Incident Report for REANNZ Advanced Computing and Data Services

Resolved

This incident has been resolved.

Posted Dec 15, 2025 - 16:29 NZDT

Monitoring

WEKA support have managed to restore service and the original storage cluster version upgrade is now continuing in the background. Access to Mahuika/HPC3 services is now restored and most running jobs appear to have survived the storage outage. Some jobs may have completed in a failed state in Slurm - users should review outputs before rerunning failed jobs.

We expect continued intermittent performance issues while the upgrade completes and are monitoring this closely.

Apologies for any disruption this caused to your work this afternoon!

Posted Dec 09, 2025 - 16:58 NZDT

Update

The storage system is slowly being recovered. There may be some filesystem access available but performance will be very degraded. We hope to be fully resolved in about an hour, but it could take longer

Posted Dec 09, 2025 - 16:34 NZDT

Update

We are continuing to work with our storage vendors to recover the filesystems. But we do not yet have an ETA.
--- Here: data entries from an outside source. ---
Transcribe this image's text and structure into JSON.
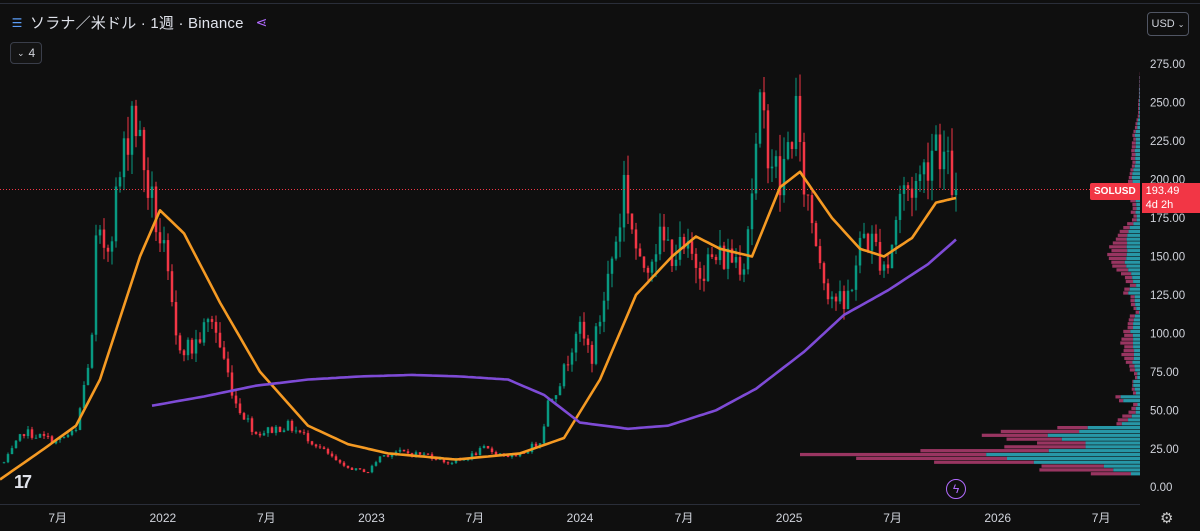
{
  "header": {
    "title": "ソラナ／米ドル · 1週 · Binance",
    "indicator_count": "4"
  },
  "currency_button": "USD",
  "price_badge": {
    "symbol": "SOLUSD",
    "price": "193.49",
    "countdown": "4d 2h"
  },
  "chart_data": {
    "type": "candlestick",
    "last_price": 193.49,
    "y_range": [
      -7,
      292
    ],
    "y_ticks": [
      0,
      25,
      50,
      75,
      100,
      125,
      150,
      175,
      200,
      225,
      250,
      275
    ],
    "y_tick_labels": [
      "0.00",
      "25.00",
      "50.00",
      "75.00",
      "100.00",
      "125.00",
      "150.00",
      "175.00",
      "200.00",
      "225.00",
      "250.00",
      "275.00"
    ],
    "x_range": [
      "2021-03-22",
      "2026-09-07"
    ],
    "x_ticks": [
      {
        "date": "2021-07-01",
        "label": "7月"
      },
      {
        "date": "2022-01-01",
        "label": "2022"
      },
      {
        "date": "2022-07-01",
        "label": "7月"
      },
      {
        "date": "2023-01-01",
        "label": "2023"
      },
      {
        "date": "2023-07-01",
        "label": "7月"
      },
      {
        "date": "2024-01-01",
        "label": "2024"
      },
      {
        "date": "2024-07-01",
        "label": "7月"
      },
      {
        "date": "2025-01-01",
        "label": "2025"
      },
      {
        "date": "2025-07-01",
        "label": "7月"
      },
      {
        "date": "2026-01-01",
        "label": "2026"
      },
      {
        "date": "2026-07-01",
        "label": "7月"
      }
    ],
    "price_path_date_anchors": [
      "2021-03-29",
      "2021-05-03",
      "2021-06-28",
      "2021-08-02",
      "2021-08-30",
      "2021-09-06",
      "2021-09-27",
      "2021-10-25",
      "2021-11-08",
      "2021-12-06",
      "2022-01-03",
      "2022-01-24",
      "2022-02-21",
      "2022-03-28",
      "2022-05-09",
      "2022-06-13",
      "2022-08-08",
      "2022-09-12",
      "2022-11-07",
      "2022-11-14",
      "2022-12-26",
      "2023-01-16",
      "2023-02-13",
      "2023-04-10",
      "2023-05-15",
      "2023-06-12",
      "2023-07-17",
      "2023-08-21",
      "2023-09-11",
      "2023-10-23",
      "2023-11-06",
      "2023-12-04",
      "2023-12-25",
      "2024-01-22",
      "2024-03-11",
      "2024-03-18",
      "2024-04-15",
      "2024-05-13",
      "2024-07-08",
      "2024-08-05",
      "2024-09-09",
      "2024-10-14",
      "2024-11-11",
      "2024-11-18",
      "2024-12-16",
      "2025-01-13",
      "2025-01-20",
      "2025-02-24",
      "2025-03-10",
      "2025-04-07",
      "2025-05-12",
      "2025-06-23",
      "2025-07-14",
      "2025-08-18",
      "2025-09-15",
      "2025-10-06",
      "2025-10-20"
    ],
    "price_path_value_anchors": [
      16,
      36,
      30,
      36,
      95,
      155,
      160,
      215,
      250,
      195,
      150,
      95,
      90,
      110,
      55,
      35,
      40,
      32,
      15,
      13,
      10,
      20,
      23,
      21,
      16,
      18,
      25,
      21,
      19,
      30,
      55,
      75,
      105,
      85,
      175,
      200,
      140,
      160,
      150,
      145,
      150,
      150,
      240,
      235,
      195,
      245,
      210,
      150,
      130,
      115,
      165,
      145,
      190,
      200,
      230,
      205,
      193.49
    ],
    "moving_averages": [
      {
        "color": "#f59a23",
        "date_anchors": [
          "2021-03-22",
          "2021-06-07",
          "2021-08-02",
          "2021-09-13",
          "2021-10-18",
          "2021-11-22",
          "2021-12-27",
          "2022-02-07",
          "2022-04-11",
          "2022-06-20",
          "2022-09-12",
          "2022-11-21",
          "2023-01-30",
          "2023-05-29",
          "2023-09-18",
          "2023-12-04",
          "2024-02-05",
          "2024-04-08",
          "2024-06-10",
          "2024-07-22",
          "2024-09-02",
          "2024-10-28",
          "2024-12-16",
          "2025-01-20",
          "2025-03-17",
          "2025-05-05",
          "2025-06-16",
          "2025-08-04",
          "2025-09-15",
          "2025-10-20"
        ],
        "value_anchors": [
          5,
          25,
          40,
          70,
          110,
          150,
          180,
          165,
          120,
          75,
          40,
          28,
          22,
          18,
          22,
          32,
          70,
          125,
          150,
          163,
          155,
          150,
          195,
          205,
          175,
          155,
          150,
          162,
          185,
          188
        ]
      },
      {
        "color": "#7e4bd6",
        "date_anchors": [
          "2021-12-13",
          "2022-03-14",
          "2022-06-13",
          "2022-09-12",
          "2022-12-12",
          "2023-03-13",
          "2023-06-05",
          "2023-08-28",
          "2023-10-30",
          "2024-01-01",
          "2024-03-25",
          "2024-06-03",
          "2024-08-26",
          "2024-11-04",
          "2025-01-27",
          "2025-04-07",
          "2025-06-23",
          "2025-09-01",
          "2025-10-20"
        ],
        "value_anchors": [
          53,
          59,
          66,
          70,
          72,
          73,
          72,
          70,
          60,
          42,
          38,
          40,
          50,
          64,
          88,
          112,
          128,
          145,
          161
        ]
      }
    ],
    "volume_profile": {
      "price_step": 2.5,
      "range": [
        0,
        290
      ]
    }
  }
}
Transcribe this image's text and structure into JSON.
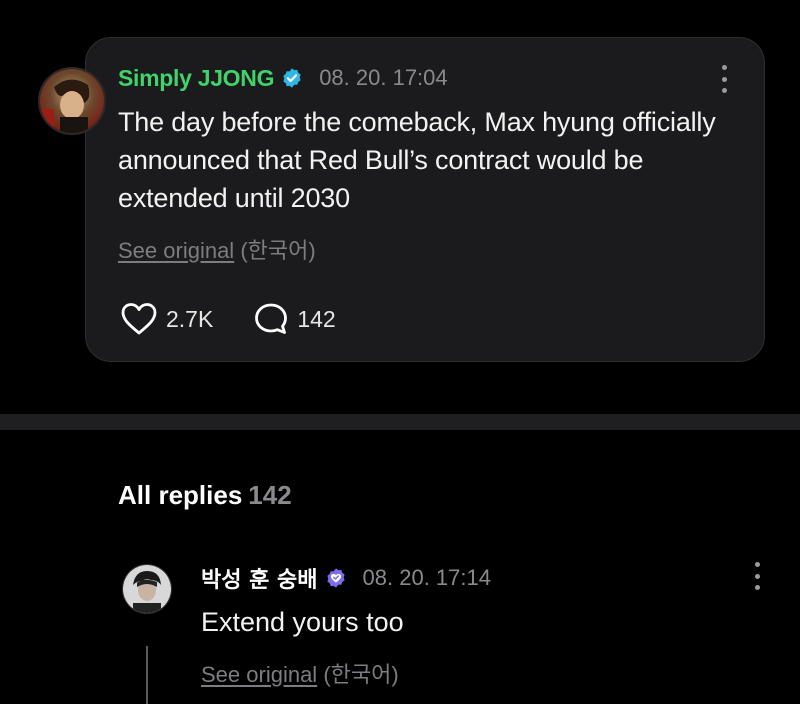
{
  "post": {
    "author": "Simply JJONG",
    "timestamp": "08. 20. 17:04",
    "body": "The day before the comeback, Max hyung officially announced that Red Bull’s contract would be extended until 2030",
    "see_original": "See original",
    "original_language": "(한국어)",
    "likes": "2.7K",
    "comments": "142",
    "badge_color": "#2fb6e8",
    "author_color": "#3fd36a"
  },
  "replies": {
    "heading": "All replies",
    "count": "142",
    "items": [
      {
        "author": "박성 훈 숭배",
        "timestamp": "08. 20. 17:14",
        "body": "Extend yours too",
        "see_original": "See original",
        "original_language": "(한국어)",
        "badge_color": "#7b6cf0"
      }
    ]
  },
  "icons": {
    "verified": "verified-check-icon",
    "like": "heart-icon",
    "comment": "speech-bubble-icon",
    "more": "more-vertical-icon"
  }
}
Posted Dec 09, 2025 - 14:51 NZDT

Identified

Vendor support is actively engaged and working on this now.

We expect all IO will be hanging at the moment, so access to the systems and OnDemand will also be impacted. Currently running jobs will likely block when attempting IO and may continue once service is restored.

Posted Dec 09, 2025 - 13:42 NZDT

Investigating

During an upgrade of the shared filesystem we have encountered an issue. We are working on fixing this issue and will post updates here with an ETA ASAP

Posted Dec 09, 2025 - 13:35 NZDT

This incident affected: Data Transfer, Submit new HPC Jobs, Jobs running on HPC, NeSI OnDemand, and HPC Storage.